Given that $x,y \in [0,2]$ find the maximum value of $x+y$ if $$\sqrt{4-2 x}+\sqrt{4-2 y}=\sqrt{x y}$$
Looking for an elementary approach. No Lagrange multipliers please.
My try:
I tried using CS inequality:
$$\sqrt{4-2x}+\sqrt{4-2y}\leq \sqrt{2}\times \sqrt{8-2(x+y)}$$ $\implies$ $$\sqrt{xy} \le \sqrt{2} \times \sqrt{8-2(x+y)}$$ But not able to proceed?
Remark: Alternatively, we can use the substitutions $\sqrt{4 - 2x} = u, \sqrt{4-2y} = v$.

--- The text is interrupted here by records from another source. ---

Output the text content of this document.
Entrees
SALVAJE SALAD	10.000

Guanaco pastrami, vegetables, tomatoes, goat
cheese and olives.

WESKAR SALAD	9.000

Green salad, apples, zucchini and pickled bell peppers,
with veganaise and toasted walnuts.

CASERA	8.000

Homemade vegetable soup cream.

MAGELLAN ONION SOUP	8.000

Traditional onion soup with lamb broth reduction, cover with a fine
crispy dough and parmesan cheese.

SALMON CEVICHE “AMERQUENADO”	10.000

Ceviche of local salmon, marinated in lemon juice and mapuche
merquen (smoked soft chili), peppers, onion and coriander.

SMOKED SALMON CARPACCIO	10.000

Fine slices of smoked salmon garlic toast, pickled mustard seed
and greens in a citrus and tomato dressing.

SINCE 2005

From $\sqrt{4-2x} + \sqrt{4-2y} = \sqrt{xy}$, we have $$(8 - 2x - 2y) + 2\sqrt{(4-2x)(4-2y)} \ge xy$$ or $$4(8 - 2x - 2y) + 8\sqrt{(4-2x)(4-2y)} \ge 4xy$$ or $$4(8 - 2x - 2y) + 8\sqrt{(4-2x)(4-2y)} \ge (4-2x)(4-2y) - 16 + 8x + 8y$$ or $$ 64 - 16x - 16y \ge \Big(4 - \sqrt{(4-2x)(4-2y)}\Big)^2$$ or $$\sqrt{64 - 16x - 16y} \ge 4 - \sqrt{(4-2x)(4-2y)}$$ or $$\sqrt{64 - 16x - 16y} + \sqrt{(4-2x)(4-2y)} \ge 4.$$
Using $\sqrt{(4-2x)(4-2y)} \le \frac{4-2x + 4 - 2y}{2}$, we have $$\sqrt{64 - 16x - 16y} + \frac{4-2x + 4 - 2y}{2} \ge 4$$ or $$\sqrt{64 - 16(x + y)} \ge x + y$$ or $$64 - 16(x + y) \ge (x + y)^2$$ which results in $$x + y \le 8\sqrt 2 - 8.$$
Also, if $x = y = 4\sqrt 2 - 4$, we have $x, y\in [0, 2]$ and $\sqrt{4-2x} + \sqrt{4-2y} = \sqrt{xy}$ and $x + y = 8\sqrt 2 - 8$.
Thus, the maximum of $x + y$ is $8\sqrt 2 - 8$.